Нет. Нет. Голос несёт с собой зло. Повторяет про себя хромой. Зло, которое я так старательно пытался забыть и думал, что забыл. Зачем я пришёл сюда? Как прогнать из головы это гнусное пение?
Кто-то тянет его за рукав. В том прикосновении нет ненависти. Маленькая ручка словно бы с пониманием сжимает его мозолистую руку в своей. Опять он пытается вспомнить, что это за ребёнок. Роется в своей скудной памяти, словно в кладовке захламлённой самым бесполезным мусором. Видит спящего мальчика на руках своей жены. Точно знает, что эта девушка с бледным лицом и длинными бронзовыми волосами его жена. Несмотря на это, он чувствует неимоверную злость к этой тупой женщине. Сколько дней? Может лет?
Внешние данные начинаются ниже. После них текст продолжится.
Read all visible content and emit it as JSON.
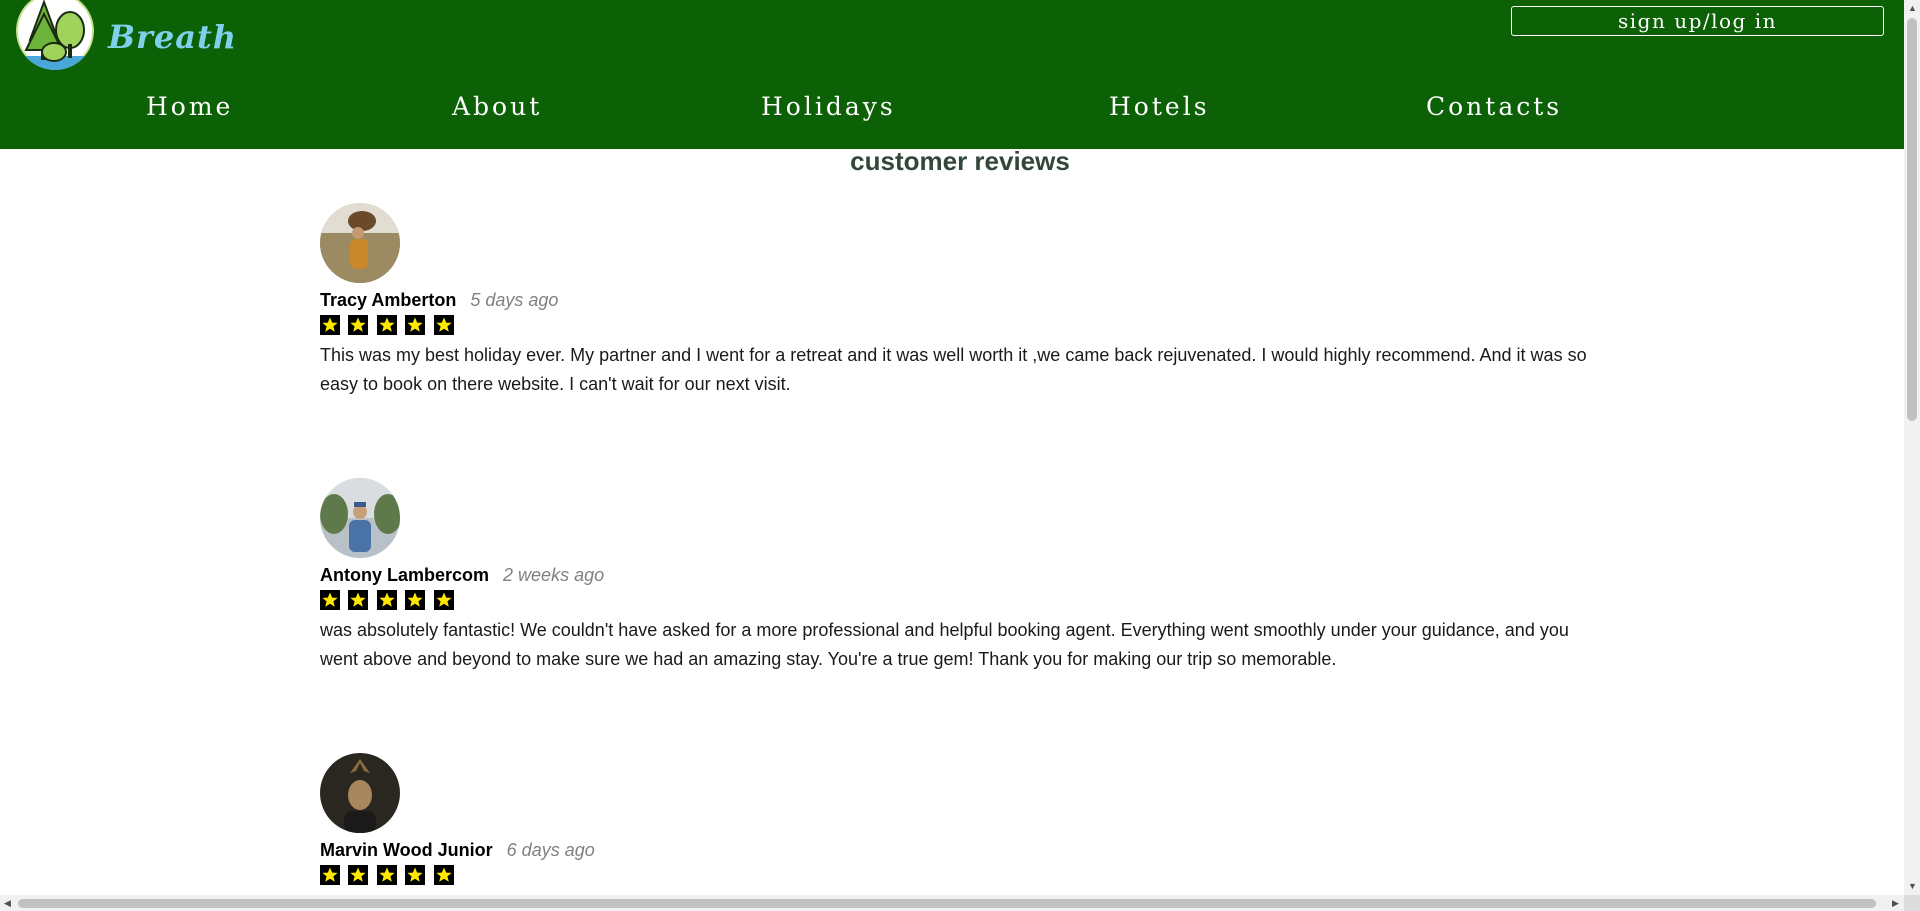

На ней серая полупрозрачная ночная рубашка, спереди залитая чем-то тёмным. Её стошнило — думает он. Но она сидит на кровати, склонившись над ребёнком. И он понимает, что это кровь. Жена поднимает голову. Кровь не только на рубашке. Её рот и подбородок в слезах и крови.
— Какая-то тень, — бормочет она, захлёбываясь слезами, — нечто тёмное. Не знаю как сказать чтоб ты поверил мне. Она пожимает плечами и кивает словно бы в подтверждение своих слов. — Нечто тёмное. Оно обняло его, и потом я уже не могла видеть его. Где же ты был?! Когда оно приходило, где ты был? Наш малыш. Он будто растворился в темноте. Поглотил её, понимаешь? И пропал сам. Ты не думай, я включала свет. Я искала его!
Музыкант почти не слышит её слов. Понимает, что произошло что-то страшное. Она что-то сделала с ребёнком и теперь пытается оправдать себя. Что-то сделала с моим сыном! Эта мысль словно жёсткий хлыст по его истощённым нервам, выводит его из ступора.
— Не испачкай ребёнка кровью, тварь — слышит он свой крик, звучавший когда-то в маленькой тёмной комнатке на мансарде, там, где часто горели свечи из-за перебоев с электричеством. Молодой музыкант полон желания убить эту глупую женщину, но сдерживает свой порыв и лишь отталкивает её как можно дальше от ребёнка. Девушка с грохотом падает на пол, но как будто вовсе не удивлённая его поведением.
— Ты спятила! Какая на хрен тень?
— На руку посмотри. Посмотри на его ладонь — просит она и пытается дотянуться до ребёнка, чтобы показать ему. Но он не позволяет ей.
— Держись подальше от него, поняла? — шипит он — сходи лучше умойся.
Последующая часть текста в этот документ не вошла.